写真 人物 博報堂DYメディアパートナーズ 統合アカウントプロデュース局 AaaSアカウント推進三部 メディアプラナー 矢崎綾香氏、キヤノンマーケティングジャパン ブランドコミュニケーション本部 メディア戦略部 宣伝グループ チーフ 宮下由香氏、キヤノンマーケティングジャパン ブランドコミュニケーション本部 メディア戦略部 宣伝グループ 課長 吉田 明氏

左から)博報堂DYメディアパートナーズ 統合アカウントプロデュース局 AaaSアカウント推進三部 メディアプラナー 矢崎綾香氏、キヤノンマーケティングジャパン ブランドコミュニケーション本部 メディア戦略部 宣伝グループ チーフ 宮下由香氏、キヤノンマーケティングジャパン ブランドコミュニケーション本部 メディア戦略部 宣伝グループ 課長 吉田 明氏

KPIにサイト来訪を設定 広告で認知の先の事業理解を促進

――キヤノンマーケティングジャパン(キヤノンMJ)のマーケティング上の課題と、その課題を解決するための取り組みについて教えてください。

宮下:近年はITソリューションを成長領域と位置付け、事業を展開しているのですが、なかなか認知されていないことが課題になっていました。そこで、主にビジネスパーソンを対象に、ITソリューションの分野における認知を獲得したいと考えていました。

吉田:キヤノンMJグループは、顧客層別ITソリューションビジネスの拡大を戦略として掲げています。そうした中で、営業活動を後押しするための宣伝広告や広報活動に注力することが私たちの責務。最終的にはコーポレートブランディングに寄与することを目標としながら、まずは2022年にITソリューション事業に関するテレビCM「ICTで、あなたとつくる。」篇を放映しました。
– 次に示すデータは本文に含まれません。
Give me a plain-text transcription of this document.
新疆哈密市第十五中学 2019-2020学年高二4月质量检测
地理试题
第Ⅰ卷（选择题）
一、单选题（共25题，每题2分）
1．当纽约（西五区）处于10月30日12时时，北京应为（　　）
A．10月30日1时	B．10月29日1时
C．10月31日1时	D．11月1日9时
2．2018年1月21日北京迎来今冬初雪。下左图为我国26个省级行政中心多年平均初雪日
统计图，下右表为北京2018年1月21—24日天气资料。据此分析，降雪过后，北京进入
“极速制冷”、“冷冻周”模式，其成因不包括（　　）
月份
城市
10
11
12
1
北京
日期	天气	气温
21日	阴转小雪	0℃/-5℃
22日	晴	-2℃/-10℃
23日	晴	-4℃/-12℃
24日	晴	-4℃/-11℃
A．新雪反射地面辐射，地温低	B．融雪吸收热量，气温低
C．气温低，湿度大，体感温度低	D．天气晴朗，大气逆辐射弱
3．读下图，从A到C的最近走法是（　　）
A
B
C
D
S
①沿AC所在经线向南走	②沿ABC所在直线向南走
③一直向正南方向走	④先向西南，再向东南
宮下:このCMは、俳優の市川実日子さんが「Canonさん」に扮してお客さまの課題を解決していくというストーリー。この時にAaaSを導入して、テレビCMとTVerを横断したブランドリフトの効果を可視化させる取り組みがスタートしました。

さらに2023年7月に放映を開始した第2弾「リスクとCanonさん」篇では、ターゲットである中堅企業・中小企業の皆さんが抱える課題にフィットするテーマは何か?を考え、当社のトータルセキュリティにフォーカス。

博報堂のクリエイティブチームの皆さんにも加わってもらいながら、当社の社長や、営業部門・商品企画部門とのディスカッションを重ね、発信するメッセージから演者の服装など細かな部分まで検討していきました。

――博報堂DYメディアパートナーズは、どのような提案をしたのでしょうか。

矢崎:社名認知はテレビCMを打つことで、ある程度獲得はできるものです。しかし、テレビCMに理解や興味関心を向上させることを求める場合には、工夫が必要です。具体的に考えたのは、事業理解を促進するにはサイトに誘導することが重要ということ。そこで第2弾の施策からは、KPIとして「サイト来訪率」「サイト来訪単価」を設定し、どのメディアをどのように重複させると効果が高くなるのか、調査を行うことにしました。

そうした中、ちょうど当社内で「Tele-Digi AaaS with DOOH(※)」がローンチしました。7月の広告出稿時にもOOHは展開しており、「効果が可視化できれば」というご意見をいただいていたことに加え、キヤノンMJのBtoB領域とOOHの相性の良さが、競合他社の出稿分析を通じて実証されていたため、今回の提案に至りました。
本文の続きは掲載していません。